Younger age and male gender were significantly associated with a higher risk of deep postoperative infection (P = .0150 and P = .0074, respectively).  Patients undergoing SA for cuff tear arthropathy (HR, 3.49; 95% CI, 1.60-7.27; P = .0020) or in the setting of acute trauma (HR, 4.49; 95% CI, 1.33- 10.61; P = .0117) had a significantly increased risk of deep postoperative infection in the multivariable analysis.

Comment: The messages are clear: (1) surgeons need to be aware that even 'minor' surgeries (such as joint debridement) can increase the risk of infection in a subsequent joint replacement and (2) surgeons and patients need to discuss the fact that a shoulder arthroplasty on a previously operated shoulder has almost twice the risk of becoming infected. Surgeons need to consider obtaining 'preemptive' cultures at the time of arthroplasty in such cases and to be aware that a deviation from the expected postoperative course may represent the stealth presentation of a periprosthetic infection.

These authors are not the first to point out the relationship between prior surgery and shoulder arthroplasty infection. Their findings are similar to those of a prior article, our post on which is reproduced here:
Infection after primary anatomic versus primary reverse total shoulder arthroplasty.

These authors reviewed 814 primary total shoulder arthroplasties and found deep periprosthetic infections in 16: 6 anatomic total shoulders (aTSA)  and 10 reverse total shoulders (rTSA).

The surgical technique included the use of surgical hoods, limitation of operating room traffic, 
antibiotic prophylaxis with intravenous cefazolin (or clindamycin in cases of b-lactam allergy) at
least 30 minutes before the incision, followed by 3 additional postoperative doses. Preparation of the surgical site was with chlorhexidine.

The infections were determined by retrospective chart review. An infection was diagnosed by joint fluid culture or tissue/bone culture. Infections occurred in 7 women (44%) and in 9 men (56%).
The isolated causative organisms were Staphylococcus  spp in 7 patients (43.8%), Propionibacterium
acnes  in 7 (43.8%), Escherichia coli  in 1 (6.3%), and both Staphylococcus  spp and P acnes  in 1 (6.3%). The prior surgeries included rotator cuff repair in 5, Bankart repair in 1, ORIF for fracture in 1, and arthroscopic debridement/biceps tenotomy in 1. The patient with the E coli infection had no prior surgery.

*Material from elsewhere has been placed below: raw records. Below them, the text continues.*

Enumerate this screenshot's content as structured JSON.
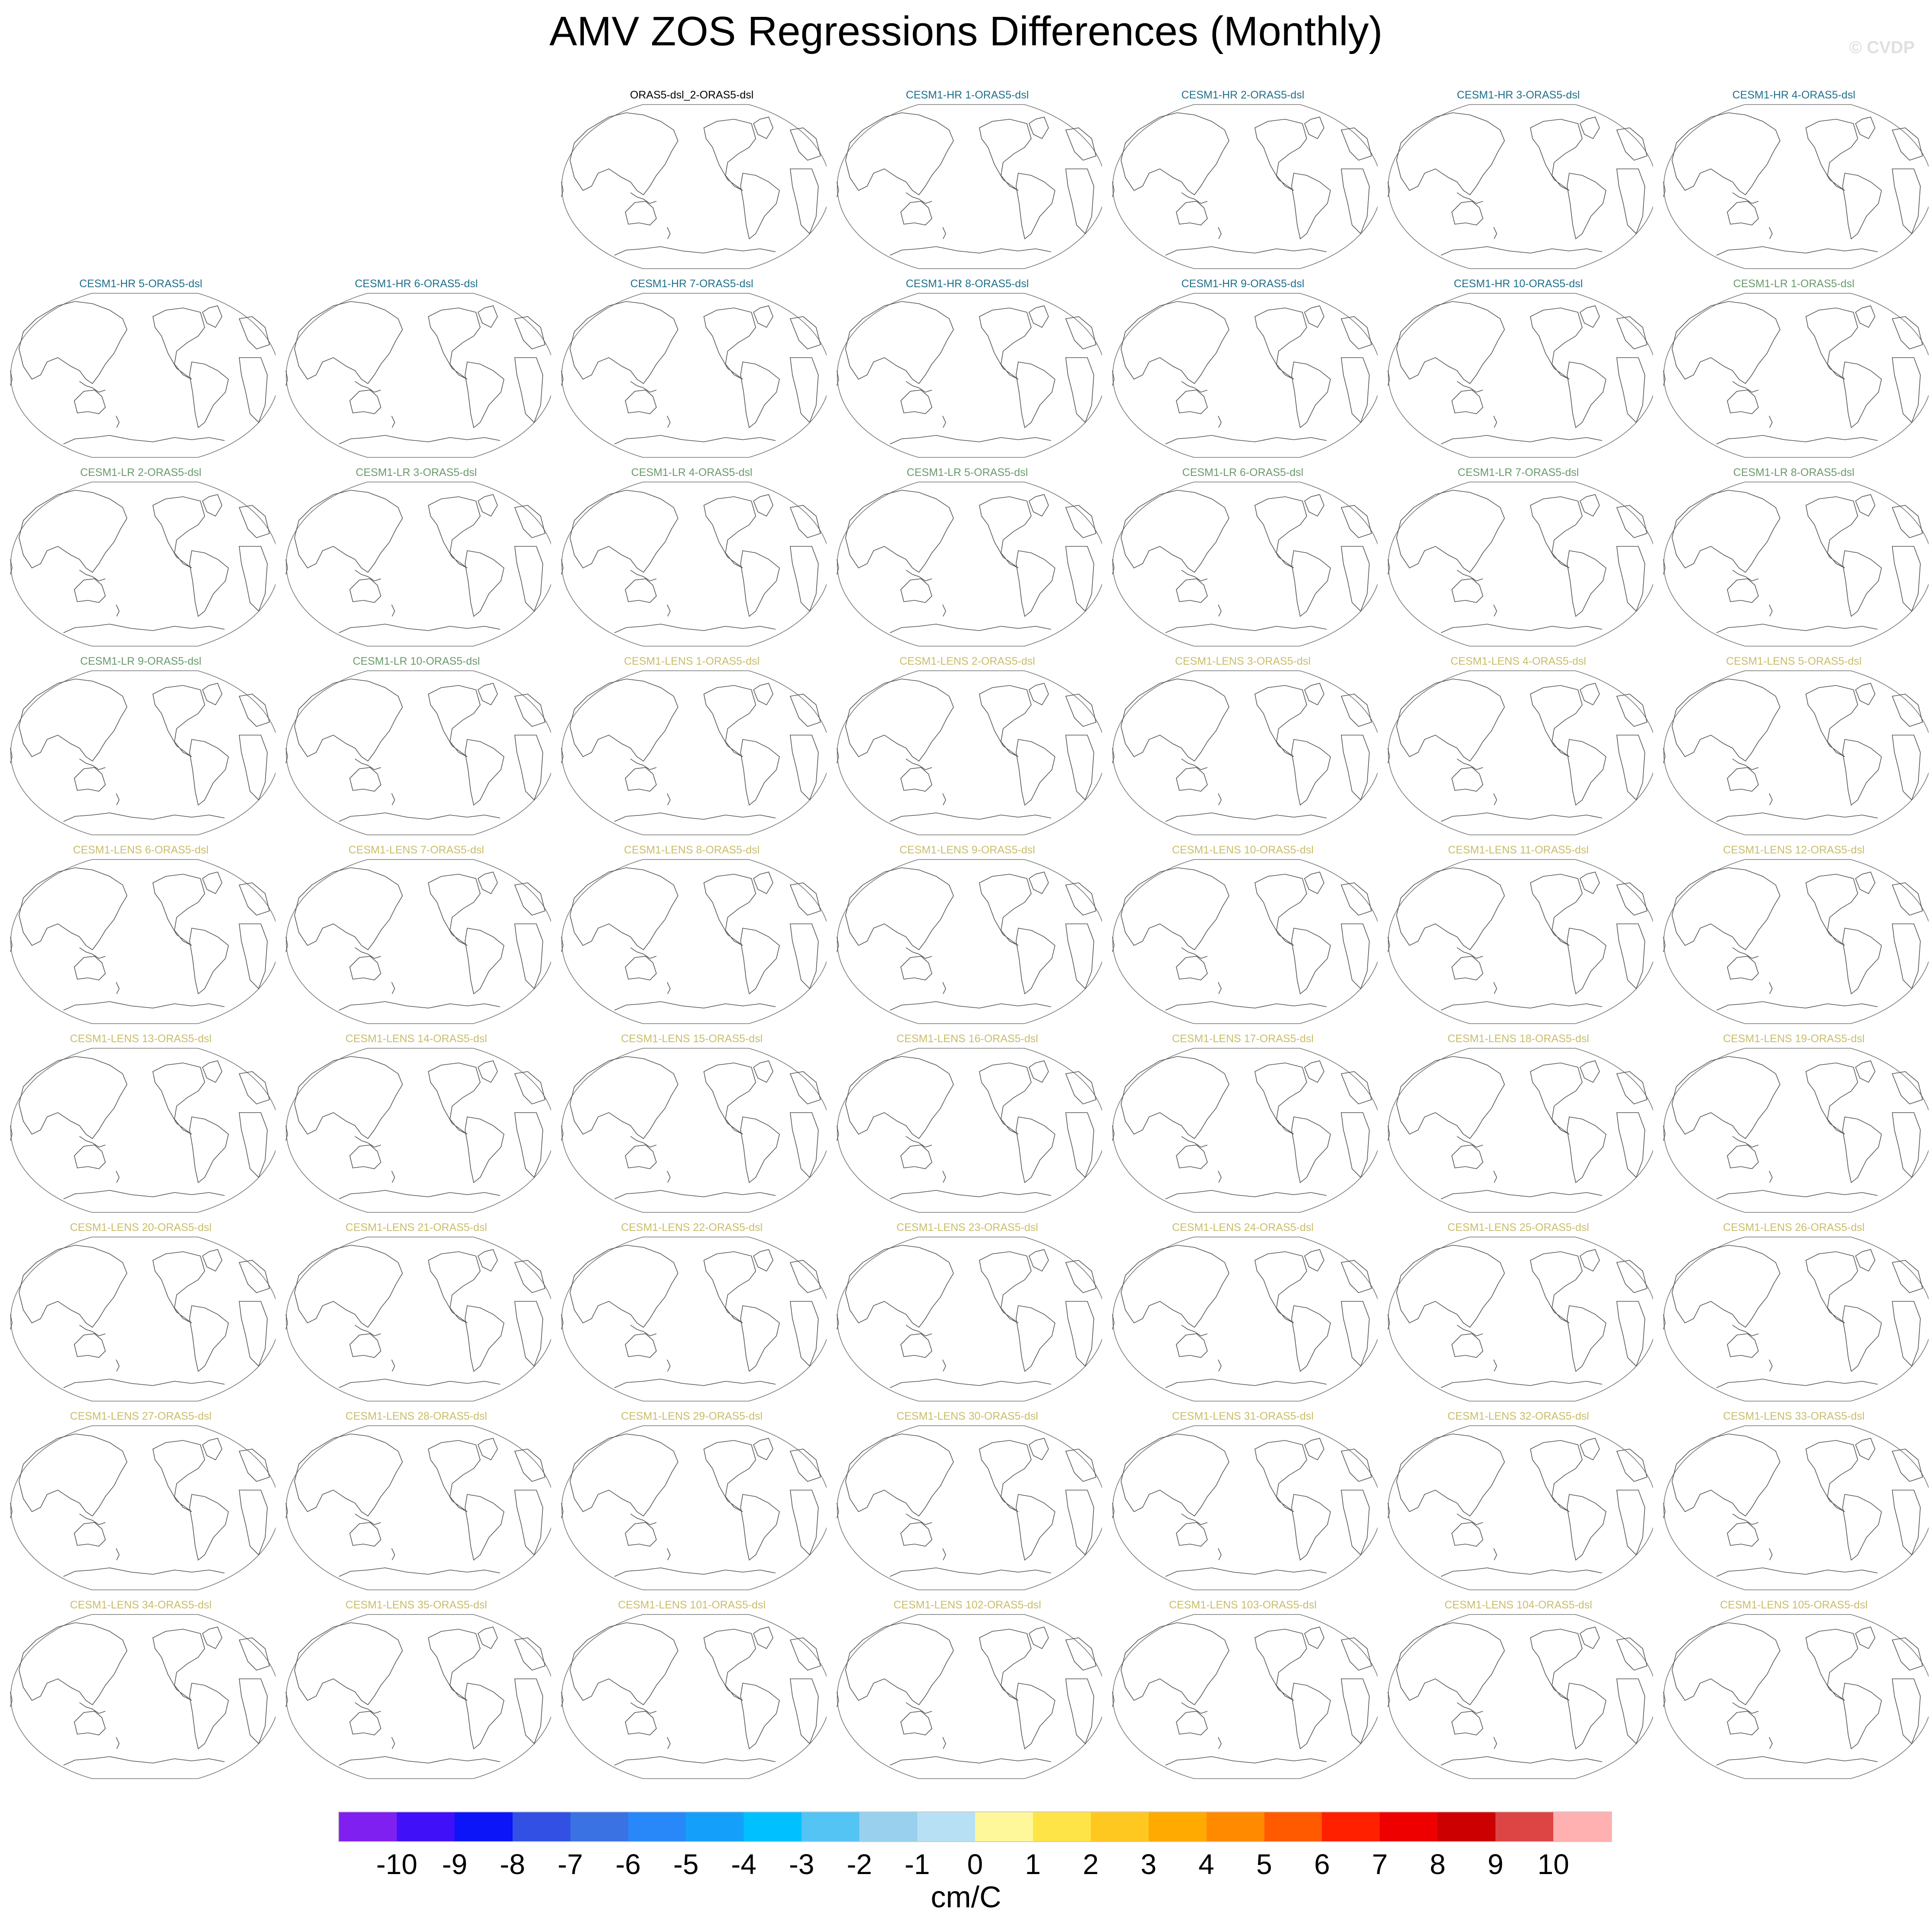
{
  "title": "AMV ZOS Regressions Differences (Monthly)",
  "watermark": "© CVDP",
  "group_colors": {
    "obs": "#000000",
    "hr": "#1f6f8b",
    "lr": "#6a9a6c",
    "lens": "#c9bd6a"
  },
  "panels": [
    {
      "label": "ORAS5-dsl_2-ORAS5-dsl",
      "group": "obs"
    },
    {
      "label": "CESM1-HR 1-ORAS5-dsl",
      "group": "hr"
    },
    {
      "label": "CESM1-HR 2-ORAS5-dsl",
      "group": "hr"
    },
    {
      "label": "CESM1-HR 3-ORAS5-dsl",
      "group": "hr"
    },
    {
      "label": "CESM1-HR 4-ORAS5-dsl",
      "group": "hr"
    },
    {
      "label": "CESM1-HR 5-ORAS5-dsl",
      "group": "hr"
    },
    {
      "label": "CESM1-HR 6-ORAS5-dsl",
      "group": "hr"
    },
    {
      "label": "CESM1-HR 7-ORAS5-dsl",
      "group": "hr"
    },
    {
      "label": "CESM1-HR 8-ORAS5-dsl",
      "group": "hr"
    },
    {
      "label": "CESM1-HR 9-ORAS5-dsl",
      "group": "hr"
    },
    {
      "label": "CESM1-HR 10-ORAS5-dsl",
      "group": "hr"
    },
    {
      "label": "CESM1-LR 1-ORAS5-dsl",
      "group": "lr"
    },
    {
      "label": "CESM1-LR 2-ORAS5-dsl",
      "group": "lr"
    },
    {
      "label": "CESM1-LR 3-ORAS5-dsl",
      "group": "lr"
    },
    {
      "label": "CESM1-LR 4-ORAS5-dsl",
      "group": "lr"
    },
    {
      "label": "CESM1-LR 5-ORAS5-dsl",
      "group": "lr"
    },
    {
      "label": "CESM1-LR 6-ORAS5-dsl",
      "group": "lr"
    },
    {
      "label": "CESM1-LR 7-ORAS5-dsl",
      "group": "lr"
    },
    {
      "label": "CESM1-LR 8-ORAS5-dsl",
      "group": "lr"
    },
    {
      "label": "CESM1-LR 9-ORAS5-dsl",
      "group": "lr"
    },
    {
      "label": "CESM1-LR 10-ORAS5-dsl",
      "group": "lr"
    },
    {
      "label": "CESM1-LENS 1-ORAS5-dsl",
      "group": "lens"
    },
    {
      "label": "CESM1-LENS 2-ORAS5-dsl",
      "group": "lens"
    },
    {
      "label": "CESM1-LENS 3-ORAS5-dsl",
      "group": "lens"
    },
    {
      "label": "CESM1-LENS 4-ORAS5-dsl",
      "group": "lens"
    },
    {
      "label": "CESM1-LENS 5-ORAS5-dsl",
      "group": "lens"
    },
    {
      "label": "CESM1-LENS 6-ORAS5-dsl",
      "group": "lens"
    },
    {
      "label": "CESM1-LENS 7-ORAS5-dsl",
      "group": "lens"
    },
    {
      "label": "CESM1-LENS 8-ORAS5-dsl",
      "group": "lens"
    },
    {
      "label": "CESM1-LENS 9-ORAS5-dsl",
      "group": "lens"
    },
    {
      "label": "CESM1-LENS 10-ORAS5-dsl",
      "group": "lens"
    },
    {
      "label": "CESM1-LENS 11-ORAS5-dsl",
      "group": "lens"
    },
    {
      "label": "CESM1-LENS 12-ORAS5-dsl",
      "group": "lens"
    },
    {
      "label": "CESM1-LENS 13-ORAS5-dsl",
      "group": "lens"
    },
    {
      "label": "CESM1-LENS 14-ORAS5-dsl",
      "group": "lens"
    },
    {
      "label": "CESM1-LENS 15-ORAS5-dsl",
      "group": "lens"
    },
    {
      "label": "CESM1-LENS 16-ORAS5-dsl",
      "group": "lens"
    },
    {
      "label": "CESM1-LENS 17-ORAS5-dsl",
      "group": "lens"
    },
    {
      "label": "CESM1-LENS 18-ORAS5-dsl",
      "group": "lens"
    },
    {
      "label": "CESM1-LENS 19-ORAS5-dsl",
      "group": "lens"
    },
    {
      "label": "CESM1-LENS 20-ORAS5-dsl",
      "group": "lens"
    },
    {
      "label": "CESM1-LENS 21-ORAS5-dsl",
      "group": "lens"
    },
    {
      "label": "CESM1-LENS 22-ORAS5-dsl",
      "group": "lens"
    },
    {
      "label": "CESM1-LENS 23-ORAS5-dsl",
      "group": "lens"
    },
    {
      "label": "CESM1-LENS 24-ORAS5-dsl",
      "group": "lens"
    },
    {
      "label": "CESM1-LENS 25-ORAS5-dsl",
      "group": "lens"
    },
    {
      "label": "CESM1-LENS 26-ORAS5-dsl",
      "group": "lens"
    },
    {
      "label": "CESM1-LENS 27-ORAS5-dsl",
      "group": "lens"
    },
    {
      "label": "CESM1-LENS 28-ORAS5-dsl",
      "group": "lens"
    },
    {
      "label": "CESM1-LENS 29-ORAS5-dsl",
      "group": "lens"
    },
    {
      "label": "CESM1-LENS 30-ORAS5-dsl",
      "group": "lens"
    },
    {
      "label": "CESM1-LENS 31-ORAS5-dsl",
      "group": "lens"
    },
    {
      "label": "CESM1-LENS 32-ORAS5-dsl",
      "group": "lens"
    },
    {
      "label": "CESM1-LENS 33-ORAS5-dsl",
      "group": "lens"
    },
    {
      "label": "CESM1-LENS 34-ORAS5-dsl",
      "group": "lens"
    },
    {
      "label": "CESM1-LENS 35-ORAS5-dsl",
      "group": "lens"
    },
    {
      "label": "CESM1-LENS 101-ORAS5-dsl",
      "group": "lens"
    },
    {
      "label": "CESM1-LENS 102-ORAS5-dsl",
      "group": "lens"
    },
    {
      "label": "CESM1-LENS 103-ORAS5-dsl",
      "group": "lens"
    },
    {
      "label": "CESM1-LENS 104-ORAS5-dsl",
      "group": "lens"
    },
    {
      "label": "CESM1-LENS 105-ORAS5-dsl",
      "group": "lens"
    }
  ],
  "chart_data": {
    "type": "map-panels",
    "projection": "pacific-centered global",
    "field_values": "no shaded values visible (all panels blank)",
    "colorbar": {
      "ticks": [
        "-10",
        "-9",
        "-8",
        "-7",
        "-6",
        "-5",
        "-4",
        "-3",
        "-2",
        "-1",
        "0",
        "1",
        "2",
        "3",
        "4",
        "5",
        "6",
        "7",
        "8",
        "9",
        "10"
      ],
      "colors": [
        "#8020f0",
        "#4010f8",
        "#0c14f8",
        "#3250e4",
        "#3a72e4",
        "#2888fa",
        "#14a0fa",
        "#00c0ff",
        "#54c4f4",
        "#98d0ee",
        "#b8e0f4",
        "#fff89a",
        "#ffe448",
        "#ffc820",
        "#ffaa00",
        "#ff8a00",
        "#ff5a00",
        "#ff2000",
        "#ee0000",
        "#cc0000",
        "#dd4444",
        "#ffb0b0"
      ],
      "units": "cm/C"
    }
  }
}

Shoulders with previous nonarthroplasty operations undergoing primary TSA exhibited a significantly higher (P = .016) infection rate compared with shoulders with no operative history. 

Both aTSA and rTSA performed in previously operated-on shoulders demonstrated higher infection rates compared with shoulders with no prior operative intervention. 

Comment: We prepared this chart to make the data from this study a bit easier to grasp.

These data indicate that patients with prior surgery have an increased risk of sustaining an infection after shoulder arthroplasty - information that should be shared with candidates for this procedure.

It is likely that these numbers underestimate the number of infections in that we recognize that Propionibacterium infections may present as pain, stiffness and component loosening many years after the index procedure as described in this post.